BEIJING, China — Not so long ago, it was popular in China to point at school shootings in the United States as evidence of major problems in American society.
These days, after spate of horrifying mass murders at primary schools across this country, China is doing some soul-searching of its own into what leads to random school killings.
Voicing an ever-common sentiment in China, Chinese Premier Wen Jiabao said the recent outbreak of deadly school violence is indicative of underlying social problems.
“Apart from taking immediate action to increase security at schools across the country, we need to pay attention to the deeper motives that lead directly to these problems,” Wen reportedly told Hong Kong’s Phoenix TV in a Friday interview.
“That includes handling a number of points of social tension, resolving disputes and strengthening conciliatory measures at the roots of our society,” Wen said.

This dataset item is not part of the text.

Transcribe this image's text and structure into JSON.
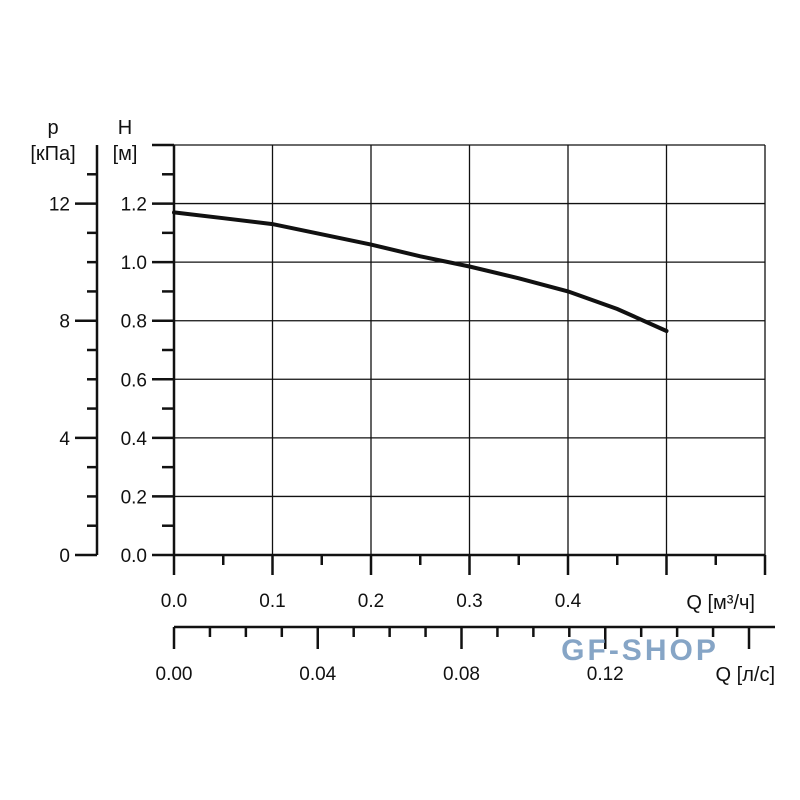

After five mass attacks on schoolchildren in different parts of the country since March, Wen has finally voiced what many Chinese have been talking about in private and public: The mass killings might be more about societal problems than random madmen.
More aggressive Chinese media has been making this point for a couple of weeks, but it was not until the murders of six children and two adults by a cleaver-wielding man at a kindergarten in Shaanxi province earlier this week that a top government leader addressed what might be at the root of the rage killings.
The murders have shared a few common factors: all involved middle-aged men reportedly angry about their own personal circumstances. In each case, the schools were simply staging grounds; the children victims unrelated to the cause or the murderer.
At first, government-run media was quick to write off the killings as committed by mentally ill men, with no greater meaning. It’s now clear that something else is going on.